2013/5/27 22:28

第2回つぎはぎスクール クリエイティブ・コモンズライセンスの疑問

タグ: TRPG お出かけ 同人

日曜日は、第2回つぎはぎスクールに参加して来ました。

ちょうどクリエイティブ・コモンズ・ジャパンの渡辺先生の講演もあり、CCライセンスについて疑問点を聞いて来ました。

「非営利」の定義について

CCライセンスの一つに、「非営利」(NC:営利での利用を禁止する。非営利なら複製などOK)という要素があるのですが、この「非営利」の定義がはっきりしてない。例えば、複製物を販売する、というのはまあ営利だろうと分かるのですが、アフィリエイトの貼ってあるブログに載せるのはどうなのか、とか、お店で無料配布するのはどうなのか、とか、どう線引できるのはよくわかりません。これはクリエイティブ・コモンズの組織でも結論が出てなくて、「使ってるみんなはどういうつもりで使ってるの?」というアンケートを集めたりしてます。

そんな状況なので、聞いても無理かなーと思いつつ、渡辺先生に聞いてみたところ、やっぱりはっきりしていないんだそうです。件のアンケートは2008年に行われたのですが、回答はバラバラ。とてもまとめられそうにない感じのようです。

現在策定中の4.0でも議題には上がったようですが、結局手付かずのままになるみたいで、要するにあまり使わないほうがいいみたい。スッキリした答えは得られませんでしたが、そういう状態にあるというのがわかっただけでも大収穫です。

継承(SA)の影響範囲

もう一つの疑問が、「継承」(SA:この著作物を利用した場合、同じライセンスを採用する必要がある)の影響範囲がどこまで及ぶのか、ということでした。

有名な所では、Wikipedia がこの「継承」のライセンスを採用しています。
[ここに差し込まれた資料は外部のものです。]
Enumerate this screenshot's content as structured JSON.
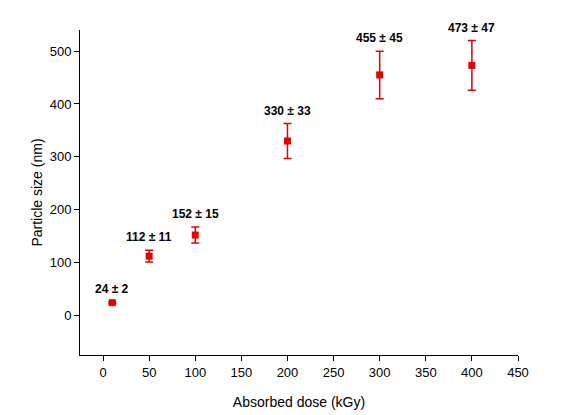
{
  "chart_data": {
    "type": "scatter",
    "x": [
      10,
      50,
      100,
      200,
      300,
      400
    ],
    "values": [
      24,
      112,
      152,
      330,
      455,
      473
    ],
    "errors": [
      2,
      11,
      15,
      33,
      45,
      47
    ],
    "value_labels": [
      "24 ± 2",
      "112 ± 11",
      "152 ± 15",
      "330 ± 33",
      "455 ± 45",
      "473 ± 47"
    ],
    "data_labels": true,
    "color": "#e60000",
    "marker": "square",
    "xlabel": "Absorbed dose (kGy)",
    "ylabel": "Particle size (nm)",
    "xlim": [
      -25,
      450
    ],
    "ylim": [
      -75,
      540
    ],
    "xticks": [
      0,
      50,
      100,
      150,
      200,
      250,
      300,
      350,
      400,
      450
    ],
    "yticks": [
      0,
      100,
      200,
      300,
      400,
      500
    ],
    "grid": false
  }
}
なので、Wikipedia の記事を使って何かを作った場合、その創作物もクリエイティブ・コモンズの「継承」ライセンスが適用されることになります。

では、このライセンスはどこまで適用されるのでしょうか? 例えば、僕がこの記事の中で Wikipedia のコンテンツを流用した場合、その記事は当然「継承」ライセンスが適用されることになりますが、ブログ全体にも及ぶのでしょうか? あるいはブログのみならず、サイト全体に及んだりするのでしょうか?
極端に思うかもしれませんが、ソフトウェア界隈で有名なGPLというライセンスでは、GPLライセンスのコードを一部でも組み込むとソフトウェア全体にGPLライセンスが適用されることになります。「GPL汚染」などと呼ばれることもあります。
また、ブログではなく雑誌の一記事の場合はどうでしょうか? 我々に身近な所では『ガンメタル/ブレイズ』が世界設定の一部(「ホワイトハウス」に関する記述)が Wikipedia から流用されていて問題になりました。

渡辺先生に聞いてみたところ、全部が「継承」ライセンスになることはなく、切り出せる部分(あいまい)が「継承ライセンス」になるんだそうです。雑誌やブログであれば流用した一記事、ルールブックであれば背景設定の部分(場合によってはその一部)に「継承」ライセンスが適用されるという理解。

百部頒布出来る同人TRPG制作

備前先生の講義で、ニコ生でも中継されたようなのでご覧になった方もいらっしゃるかもしれません(タイムシフトでも見れるみたいです)。
ずばずばっと端的に問題に切り込む小気味のいい講義でした。同人TRPGにも手を出すか!?